(185a) Diffusion of Nanoconfined Ionic Liquid in Mesoporous Silica Microparticles

Drake, A., University of Kentucky
Rankin, S. E., University of Kentucky
Knutson, B. L., University of Kentucky
He, Y., University of Kentucky
Ionic liquids (ILs) are versatile solvents for a multitude of applications, such as solubilization of recalcitrant biomass, catalysis, removal of aqueous waste products, and energy storage devices. Supporting ILs on a solid substrate or confining them within pores is one strategy to overcome the expense and unfavorable transport properties of bulk ionic liquids. The structures of ILs are changed in nanoconfinement relative to bulk systems due to interactions with the pore surface and pore size constraints. The resulting changes in thermophysical properties of confined ILs are hypothesized to affect the corresponding transport properties.

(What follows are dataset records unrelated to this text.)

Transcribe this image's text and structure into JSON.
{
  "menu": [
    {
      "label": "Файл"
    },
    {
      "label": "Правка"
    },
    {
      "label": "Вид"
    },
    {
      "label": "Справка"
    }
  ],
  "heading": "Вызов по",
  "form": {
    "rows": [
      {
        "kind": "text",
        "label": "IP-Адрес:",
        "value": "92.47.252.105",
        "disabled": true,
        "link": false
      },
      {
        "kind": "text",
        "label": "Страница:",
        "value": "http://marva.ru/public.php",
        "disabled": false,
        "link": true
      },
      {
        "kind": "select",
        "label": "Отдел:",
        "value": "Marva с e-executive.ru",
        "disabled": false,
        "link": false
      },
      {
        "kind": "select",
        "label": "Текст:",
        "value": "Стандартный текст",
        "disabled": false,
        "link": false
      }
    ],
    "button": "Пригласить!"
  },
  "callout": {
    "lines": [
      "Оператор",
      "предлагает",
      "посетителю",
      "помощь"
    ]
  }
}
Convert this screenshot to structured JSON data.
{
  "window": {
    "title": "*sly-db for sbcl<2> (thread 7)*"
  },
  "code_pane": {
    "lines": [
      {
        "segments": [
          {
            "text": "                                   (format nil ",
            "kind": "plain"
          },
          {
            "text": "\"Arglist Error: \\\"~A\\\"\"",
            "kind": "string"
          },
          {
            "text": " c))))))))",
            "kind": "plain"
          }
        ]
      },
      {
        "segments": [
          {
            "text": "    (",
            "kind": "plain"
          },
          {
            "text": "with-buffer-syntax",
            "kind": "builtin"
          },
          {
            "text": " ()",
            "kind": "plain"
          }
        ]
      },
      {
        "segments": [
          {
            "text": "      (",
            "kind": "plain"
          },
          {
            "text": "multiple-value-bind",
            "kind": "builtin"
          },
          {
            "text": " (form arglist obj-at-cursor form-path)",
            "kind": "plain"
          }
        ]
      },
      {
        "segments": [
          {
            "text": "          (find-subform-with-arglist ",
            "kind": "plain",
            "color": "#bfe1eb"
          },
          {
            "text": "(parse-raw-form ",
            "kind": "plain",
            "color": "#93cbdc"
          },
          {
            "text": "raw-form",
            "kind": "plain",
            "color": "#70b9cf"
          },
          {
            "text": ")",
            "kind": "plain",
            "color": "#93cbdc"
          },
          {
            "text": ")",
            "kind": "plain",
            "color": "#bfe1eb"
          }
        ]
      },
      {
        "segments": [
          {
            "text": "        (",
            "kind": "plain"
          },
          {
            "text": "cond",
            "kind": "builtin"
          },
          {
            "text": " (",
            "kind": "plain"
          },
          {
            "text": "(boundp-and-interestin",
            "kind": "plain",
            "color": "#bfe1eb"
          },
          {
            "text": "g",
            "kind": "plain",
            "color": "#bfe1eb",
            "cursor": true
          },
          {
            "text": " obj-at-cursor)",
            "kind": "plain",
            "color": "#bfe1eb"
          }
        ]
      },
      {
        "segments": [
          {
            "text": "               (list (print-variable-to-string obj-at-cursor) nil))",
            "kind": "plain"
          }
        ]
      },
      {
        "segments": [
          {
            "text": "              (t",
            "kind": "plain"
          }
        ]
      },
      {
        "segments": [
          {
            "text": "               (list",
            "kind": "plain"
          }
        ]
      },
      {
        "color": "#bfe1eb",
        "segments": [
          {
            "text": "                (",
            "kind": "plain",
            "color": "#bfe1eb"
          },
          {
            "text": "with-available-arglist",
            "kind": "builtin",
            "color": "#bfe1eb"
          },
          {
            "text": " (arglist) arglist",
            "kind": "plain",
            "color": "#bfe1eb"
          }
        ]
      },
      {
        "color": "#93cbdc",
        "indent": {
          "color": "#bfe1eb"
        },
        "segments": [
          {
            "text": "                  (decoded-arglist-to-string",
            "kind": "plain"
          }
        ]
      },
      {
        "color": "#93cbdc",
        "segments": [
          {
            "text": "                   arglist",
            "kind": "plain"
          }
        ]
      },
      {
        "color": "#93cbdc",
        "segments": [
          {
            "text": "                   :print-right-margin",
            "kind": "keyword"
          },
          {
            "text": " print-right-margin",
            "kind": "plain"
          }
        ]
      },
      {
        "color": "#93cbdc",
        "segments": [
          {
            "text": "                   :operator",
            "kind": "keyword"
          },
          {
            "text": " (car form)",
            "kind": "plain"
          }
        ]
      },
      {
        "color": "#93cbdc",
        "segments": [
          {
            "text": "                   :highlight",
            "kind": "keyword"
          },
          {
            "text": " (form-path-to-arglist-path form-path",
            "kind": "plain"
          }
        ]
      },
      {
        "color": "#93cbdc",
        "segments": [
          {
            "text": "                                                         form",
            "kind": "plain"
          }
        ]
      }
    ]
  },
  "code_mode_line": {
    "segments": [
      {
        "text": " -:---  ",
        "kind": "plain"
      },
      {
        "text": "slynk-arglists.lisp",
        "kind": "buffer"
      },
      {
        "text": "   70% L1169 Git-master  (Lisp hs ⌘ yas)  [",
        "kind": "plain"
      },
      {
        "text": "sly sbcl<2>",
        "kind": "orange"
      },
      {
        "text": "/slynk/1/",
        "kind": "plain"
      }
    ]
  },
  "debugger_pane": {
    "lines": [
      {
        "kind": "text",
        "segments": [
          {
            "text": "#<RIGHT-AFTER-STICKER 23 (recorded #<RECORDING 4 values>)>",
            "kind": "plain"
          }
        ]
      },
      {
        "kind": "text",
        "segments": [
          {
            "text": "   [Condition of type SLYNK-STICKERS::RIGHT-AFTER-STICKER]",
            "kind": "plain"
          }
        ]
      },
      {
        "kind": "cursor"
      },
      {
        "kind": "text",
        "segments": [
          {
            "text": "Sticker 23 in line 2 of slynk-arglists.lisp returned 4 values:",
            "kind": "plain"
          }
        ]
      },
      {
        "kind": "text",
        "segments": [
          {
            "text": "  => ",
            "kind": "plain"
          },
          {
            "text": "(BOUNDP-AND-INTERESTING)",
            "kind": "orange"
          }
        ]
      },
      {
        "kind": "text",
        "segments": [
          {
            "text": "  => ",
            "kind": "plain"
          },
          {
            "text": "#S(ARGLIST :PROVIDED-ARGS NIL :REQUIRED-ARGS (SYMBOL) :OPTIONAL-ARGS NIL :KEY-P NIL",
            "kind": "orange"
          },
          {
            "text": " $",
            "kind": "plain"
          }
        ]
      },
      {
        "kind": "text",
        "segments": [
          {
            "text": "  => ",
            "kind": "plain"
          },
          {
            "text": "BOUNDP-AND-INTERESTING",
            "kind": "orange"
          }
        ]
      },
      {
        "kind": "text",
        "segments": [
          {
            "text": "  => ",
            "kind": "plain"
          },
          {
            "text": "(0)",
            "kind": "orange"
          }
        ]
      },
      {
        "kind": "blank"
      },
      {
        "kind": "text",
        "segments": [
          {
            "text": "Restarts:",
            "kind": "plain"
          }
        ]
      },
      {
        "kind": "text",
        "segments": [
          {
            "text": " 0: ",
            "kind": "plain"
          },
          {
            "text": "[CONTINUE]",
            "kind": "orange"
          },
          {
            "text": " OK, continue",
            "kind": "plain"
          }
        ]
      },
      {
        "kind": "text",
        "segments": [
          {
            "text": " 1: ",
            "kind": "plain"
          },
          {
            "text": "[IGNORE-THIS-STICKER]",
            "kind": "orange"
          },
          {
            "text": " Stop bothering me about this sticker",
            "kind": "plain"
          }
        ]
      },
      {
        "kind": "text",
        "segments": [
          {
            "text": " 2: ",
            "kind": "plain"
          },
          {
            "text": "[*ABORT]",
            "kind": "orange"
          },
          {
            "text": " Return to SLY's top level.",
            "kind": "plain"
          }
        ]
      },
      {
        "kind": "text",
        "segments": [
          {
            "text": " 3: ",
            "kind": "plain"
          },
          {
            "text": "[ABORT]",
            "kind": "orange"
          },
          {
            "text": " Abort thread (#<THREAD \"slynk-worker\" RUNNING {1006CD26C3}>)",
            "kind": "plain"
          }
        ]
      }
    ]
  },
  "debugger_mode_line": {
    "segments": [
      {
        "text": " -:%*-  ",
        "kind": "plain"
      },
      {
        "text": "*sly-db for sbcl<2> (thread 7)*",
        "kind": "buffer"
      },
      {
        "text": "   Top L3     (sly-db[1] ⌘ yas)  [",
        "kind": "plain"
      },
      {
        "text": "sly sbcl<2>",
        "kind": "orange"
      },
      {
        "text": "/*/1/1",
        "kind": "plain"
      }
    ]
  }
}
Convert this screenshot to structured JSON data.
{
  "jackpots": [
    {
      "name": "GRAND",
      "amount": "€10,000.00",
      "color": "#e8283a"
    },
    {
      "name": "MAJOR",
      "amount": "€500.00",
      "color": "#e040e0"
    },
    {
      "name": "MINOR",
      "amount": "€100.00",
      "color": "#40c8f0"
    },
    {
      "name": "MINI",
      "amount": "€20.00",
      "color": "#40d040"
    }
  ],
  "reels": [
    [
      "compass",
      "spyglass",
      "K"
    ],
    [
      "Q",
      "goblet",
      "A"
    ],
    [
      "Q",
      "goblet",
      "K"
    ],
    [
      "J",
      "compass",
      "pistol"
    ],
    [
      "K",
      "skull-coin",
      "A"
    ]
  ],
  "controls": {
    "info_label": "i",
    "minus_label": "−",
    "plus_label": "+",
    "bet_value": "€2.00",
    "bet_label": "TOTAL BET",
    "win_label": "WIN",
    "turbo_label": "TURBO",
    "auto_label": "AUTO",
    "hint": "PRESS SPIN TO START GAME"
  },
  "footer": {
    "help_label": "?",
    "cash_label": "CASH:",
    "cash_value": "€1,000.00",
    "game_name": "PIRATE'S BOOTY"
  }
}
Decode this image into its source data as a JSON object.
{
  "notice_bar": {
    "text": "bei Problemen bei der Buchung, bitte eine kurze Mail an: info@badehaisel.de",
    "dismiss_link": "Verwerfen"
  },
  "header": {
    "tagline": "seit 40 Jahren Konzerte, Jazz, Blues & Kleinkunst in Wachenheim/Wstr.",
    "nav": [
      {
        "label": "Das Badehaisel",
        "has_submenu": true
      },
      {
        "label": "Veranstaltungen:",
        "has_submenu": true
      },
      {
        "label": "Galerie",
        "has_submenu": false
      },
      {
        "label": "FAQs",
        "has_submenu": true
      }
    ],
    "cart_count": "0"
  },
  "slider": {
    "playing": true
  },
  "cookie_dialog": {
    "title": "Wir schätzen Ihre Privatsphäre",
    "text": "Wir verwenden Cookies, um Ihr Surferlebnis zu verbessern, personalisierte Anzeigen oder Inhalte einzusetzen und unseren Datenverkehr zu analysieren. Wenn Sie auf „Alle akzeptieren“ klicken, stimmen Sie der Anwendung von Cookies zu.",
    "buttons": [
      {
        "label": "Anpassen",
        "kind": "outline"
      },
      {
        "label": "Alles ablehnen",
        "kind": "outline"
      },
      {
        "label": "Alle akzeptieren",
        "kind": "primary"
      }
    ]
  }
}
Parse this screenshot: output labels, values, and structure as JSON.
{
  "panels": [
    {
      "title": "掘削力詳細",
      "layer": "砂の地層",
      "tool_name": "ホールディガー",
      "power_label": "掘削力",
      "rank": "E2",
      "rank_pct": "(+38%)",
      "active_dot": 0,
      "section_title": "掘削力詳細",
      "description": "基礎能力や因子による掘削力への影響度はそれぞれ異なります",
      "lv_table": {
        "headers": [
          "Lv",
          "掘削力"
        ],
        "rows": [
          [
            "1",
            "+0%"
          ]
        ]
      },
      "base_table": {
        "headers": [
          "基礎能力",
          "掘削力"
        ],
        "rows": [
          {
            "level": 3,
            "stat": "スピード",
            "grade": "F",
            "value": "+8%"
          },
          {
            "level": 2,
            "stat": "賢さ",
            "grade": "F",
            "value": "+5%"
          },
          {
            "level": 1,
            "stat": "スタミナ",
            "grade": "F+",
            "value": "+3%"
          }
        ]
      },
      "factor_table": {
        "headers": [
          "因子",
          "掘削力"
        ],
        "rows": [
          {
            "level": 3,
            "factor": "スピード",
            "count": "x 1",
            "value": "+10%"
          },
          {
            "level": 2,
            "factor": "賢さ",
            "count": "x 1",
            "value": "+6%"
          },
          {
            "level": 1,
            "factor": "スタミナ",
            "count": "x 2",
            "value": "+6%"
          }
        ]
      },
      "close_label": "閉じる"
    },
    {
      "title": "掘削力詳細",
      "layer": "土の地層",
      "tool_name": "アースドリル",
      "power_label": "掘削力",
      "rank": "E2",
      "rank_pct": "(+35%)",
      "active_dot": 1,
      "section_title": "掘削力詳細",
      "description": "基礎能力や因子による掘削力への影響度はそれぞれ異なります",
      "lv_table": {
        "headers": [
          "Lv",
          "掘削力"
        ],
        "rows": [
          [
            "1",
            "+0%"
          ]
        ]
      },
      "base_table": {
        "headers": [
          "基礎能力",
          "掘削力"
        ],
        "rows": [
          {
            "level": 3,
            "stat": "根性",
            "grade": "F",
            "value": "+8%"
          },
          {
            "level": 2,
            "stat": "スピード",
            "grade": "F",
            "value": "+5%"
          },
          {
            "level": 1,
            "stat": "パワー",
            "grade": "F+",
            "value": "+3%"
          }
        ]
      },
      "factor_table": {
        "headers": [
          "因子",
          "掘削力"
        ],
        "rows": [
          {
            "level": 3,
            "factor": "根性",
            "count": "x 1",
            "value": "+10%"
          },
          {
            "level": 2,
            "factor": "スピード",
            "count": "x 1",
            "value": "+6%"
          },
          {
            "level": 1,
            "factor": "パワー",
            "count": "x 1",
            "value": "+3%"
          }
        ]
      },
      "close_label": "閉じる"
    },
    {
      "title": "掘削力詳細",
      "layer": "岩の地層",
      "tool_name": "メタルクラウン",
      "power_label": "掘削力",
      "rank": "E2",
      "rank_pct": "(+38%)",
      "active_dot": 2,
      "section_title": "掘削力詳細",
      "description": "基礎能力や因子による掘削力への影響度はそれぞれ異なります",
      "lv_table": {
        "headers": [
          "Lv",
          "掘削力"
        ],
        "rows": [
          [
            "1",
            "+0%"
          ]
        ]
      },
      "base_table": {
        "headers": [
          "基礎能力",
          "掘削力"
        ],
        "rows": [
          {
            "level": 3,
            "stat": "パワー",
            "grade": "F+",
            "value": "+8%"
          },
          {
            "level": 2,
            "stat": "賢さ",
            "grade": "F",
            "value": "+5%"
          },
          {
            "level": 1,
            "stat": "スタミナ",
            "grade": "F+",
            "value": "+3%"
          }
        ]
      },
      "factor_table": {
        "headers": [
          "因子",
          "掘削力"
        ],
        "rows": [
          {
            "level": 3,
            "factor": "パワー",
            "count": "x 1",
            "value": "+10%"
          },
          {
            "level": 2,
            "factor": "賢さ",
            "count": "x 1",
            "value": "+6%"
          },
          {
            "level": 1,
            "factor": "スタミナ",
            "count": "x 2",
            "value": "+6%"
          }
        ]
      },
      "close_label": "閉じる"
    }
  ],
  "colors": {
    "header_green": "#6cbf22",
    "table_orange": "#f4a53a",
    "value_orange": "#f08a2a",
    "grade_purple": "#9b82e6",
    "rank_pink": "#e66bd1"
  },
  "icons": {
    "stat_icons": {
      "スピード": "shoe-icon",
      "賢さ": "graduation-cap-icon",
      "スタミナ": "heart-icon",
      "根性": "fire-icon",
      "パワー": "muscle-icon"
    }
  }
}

Here we investigate the diffusivity a mobile dye in 1-Butyl-3-methylimidazolium hexafluorophosphate [BMIM][PF6] confined within silica microparticles, as measured by the fluorescence recovery after photobleaching (FRAP) technique in confocal microscopy. Pore diameters (6.2 and 9.7 nm), dye hydrophobicity, and pore surface functionality are varied. Differential scanning calorimetry is used to confirm the confinement of the ionic liquid within the pores and presents further evidence of structural changes due to confinement. An understanding of the effect of nanoconfinement on transport in ILs is important to the design of potential applications using supported ILs, such as in membranes separations, electrochemical devices, and heterogeneous catalysis.